Block C is known as Al-Jazari. Block D is known as Al-Razi. Block E is known as Al-Biruni. Block F is known as Al-Khawarizmi.

===Libraries===
Also known as Pusat Sumber Zaaba. The infrastructure is located in the middle of the college. Next to the library is the JPP Action Room. The Language Lab is also in the Library. There are a total of 3 Discussion Rooms; A, B and Relaxation Room. On the top level of the library, there is a computer lab with free Wi-Fi provided for the students. It is also known as the Teenagers' Cyber Room.

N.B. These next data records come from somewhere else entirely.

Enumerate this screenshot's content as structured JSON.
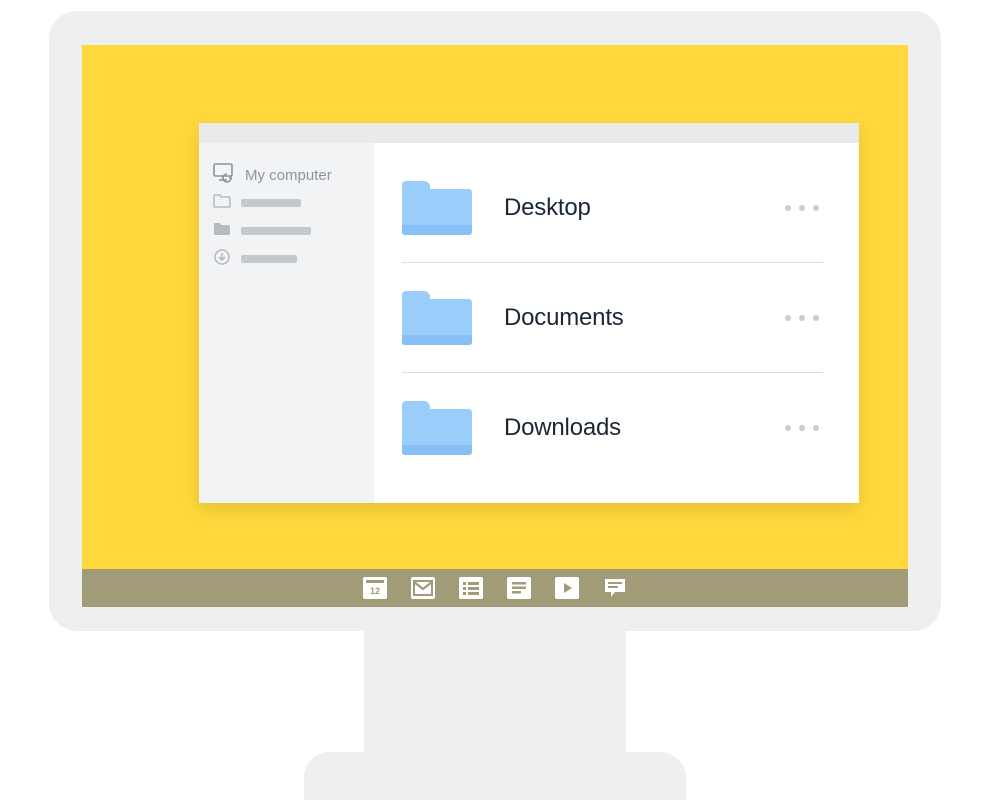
{
  "sidebar": {
    "primary_label": "My computer"
  },
  "folders": [
    {
      "name": "Desktop"
    },
    {
      "name": "Documents"
    },
    {
      "name": "Downloads"
    }
  ],
  "taskbar": {
    "items": [
      "calendar",
      "mail",
      "list",
      "document",
      "play",
      "comment"
    ]
  }
}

===Tutorial Classrooms and Science Laboratories===
Tutorial blocks are located beside the library near the examination block. The block housing the tutorial rooms has three levels with an average of 16 tutorial rooms per level. The ground floor has 7 Chemistry labs, the first floor has 5 Biology labs and the second floor has 7 Physics labs.

===Lecturer Halls (DKB 1 and DKB 2, DKK 1–4)===
There are a total of six lecture halls. DKB (Dewan Kuliah Besar (English: Large Lecture Hall)) 1 and 2 are special such that the designs are specially made. DKB 1 uses red chairs equipped with separate tables. DKB 2 consists of slanted tables with chairs specially built for each individual.

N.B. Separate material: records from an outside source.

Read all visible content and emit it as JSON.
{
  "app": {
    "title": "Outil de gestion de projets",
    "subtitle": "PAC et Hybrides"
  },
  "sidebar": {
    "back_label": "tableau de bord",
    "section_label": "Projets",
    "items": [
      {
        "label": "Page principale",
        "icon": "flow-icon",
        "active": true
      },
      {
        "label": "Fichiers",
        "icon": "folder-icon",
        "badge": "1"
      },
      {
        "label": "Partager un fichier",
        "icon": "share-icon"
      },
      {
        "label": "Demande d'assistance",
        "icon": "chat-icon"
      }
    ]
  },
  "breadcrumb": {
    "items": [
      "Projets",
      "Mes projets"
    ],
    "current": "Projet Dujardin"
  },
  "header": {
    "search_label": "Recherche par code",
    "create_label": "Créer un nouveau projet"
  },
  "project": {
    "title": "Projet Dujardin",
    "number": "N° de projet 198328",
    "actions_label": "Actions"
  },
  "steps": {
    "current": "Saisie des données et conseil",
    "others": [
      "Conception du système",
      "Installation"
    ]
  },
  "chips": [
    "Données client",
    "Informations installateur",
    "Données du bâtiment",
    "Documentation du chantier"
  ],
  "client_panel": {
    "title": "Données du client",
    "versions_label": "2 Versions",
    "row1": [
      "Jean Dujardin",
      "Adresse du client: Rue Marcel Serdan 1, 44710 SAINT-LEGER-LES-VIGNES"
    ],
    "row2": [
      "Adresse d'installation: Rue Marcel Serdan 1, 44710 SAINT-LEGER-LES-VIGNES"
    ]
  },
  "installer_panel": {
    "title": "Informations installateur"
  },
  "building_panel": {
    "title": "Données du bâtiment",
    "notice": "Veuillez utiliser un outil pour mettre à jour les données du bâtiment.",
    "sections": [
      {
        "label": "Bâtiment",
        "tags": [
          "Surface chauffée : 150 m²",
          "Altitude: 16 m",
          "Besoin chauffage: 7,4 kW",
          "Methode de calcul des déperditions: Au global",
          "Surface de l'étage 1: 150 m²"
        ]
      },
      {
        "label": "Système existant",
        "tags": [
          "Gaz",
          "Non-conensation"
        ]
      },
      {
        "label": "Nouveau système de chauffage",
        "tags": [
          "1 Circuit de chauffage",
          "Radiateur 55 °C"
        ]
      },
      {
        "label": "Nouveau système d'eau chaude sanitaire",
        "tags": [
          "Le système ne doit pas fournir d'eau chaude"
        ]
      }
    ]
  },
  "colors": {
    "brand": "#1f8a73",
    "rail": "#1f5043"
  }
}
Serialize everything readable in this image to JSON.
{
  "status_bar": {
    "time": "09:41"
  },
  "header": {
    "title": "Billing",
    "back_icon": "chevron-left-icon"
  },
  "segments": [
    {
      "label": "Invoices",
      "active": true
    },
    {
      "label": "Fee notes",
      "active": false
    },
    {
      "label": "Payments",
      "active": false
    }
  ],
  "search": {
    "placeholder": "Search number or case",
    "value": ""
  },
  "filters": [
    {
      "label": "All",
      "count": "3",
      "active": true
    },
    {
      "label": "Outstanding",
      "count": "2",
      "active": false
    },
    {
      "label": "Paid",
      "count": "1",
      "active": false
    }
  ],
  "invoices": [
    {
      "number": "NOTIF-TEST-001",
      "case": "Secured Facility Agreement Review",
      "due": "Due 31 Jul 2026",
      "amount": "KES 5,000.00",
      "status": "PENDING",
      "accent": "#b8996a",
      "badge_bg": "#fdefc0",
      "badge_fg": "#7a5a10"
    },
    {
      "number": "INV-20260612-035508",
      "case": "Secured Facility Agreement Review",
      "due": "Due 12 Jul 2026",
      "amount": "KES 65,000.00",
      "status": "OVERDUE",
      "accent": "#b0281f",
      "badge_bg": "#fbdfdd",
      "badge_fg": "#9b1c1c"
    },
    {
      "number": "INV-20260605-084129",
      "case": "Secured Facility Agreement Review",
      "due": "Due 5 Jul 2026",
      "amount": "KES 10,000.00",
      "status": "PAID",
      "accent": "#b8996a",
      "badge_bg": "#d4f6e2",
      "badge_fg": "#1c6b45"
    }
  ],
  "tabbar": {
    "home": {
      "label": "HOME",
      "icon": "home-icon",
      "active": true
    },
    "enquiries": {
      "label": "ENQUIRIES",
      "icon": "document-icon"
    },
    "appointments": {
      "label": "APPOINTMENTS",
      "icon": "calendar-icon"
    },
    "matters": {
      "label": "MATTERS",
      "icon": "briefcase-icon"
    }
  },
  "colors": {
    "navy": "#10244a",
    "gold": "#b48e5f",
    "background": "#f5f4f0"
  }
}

DKK (Dewan Kuliah Kecil (English: Small Lecture Hall)) 1, 2, 3 and 4 have the same structure. Chairs are fused to the table.

===Office===
This is also known as the Admin Block, built near the Lecturers' Café. Consisting of One Stop Centre for the usage of students to revise and study, the block has three levels. The ground floor consists of Dewan Sri Temenggung in which certain campaigns and activities are usually held (capacity of 200 individuals) and is equipped with a passage to a hidden toilet also linked to the Counselling Room. The third floor consists of Scientific subjects, while the second floor of other subjects, including Mathematics.

==Programme==
As KMJ is under administration of the Matriculation Division, Ministry of Education, it will follow all the programmes arranged by the division.

===One-year Programme===
The One-Year Programme (Program Satu Tahun), or PST, is the main programme offered by the matriculation college. Students of this programme are often first intakes.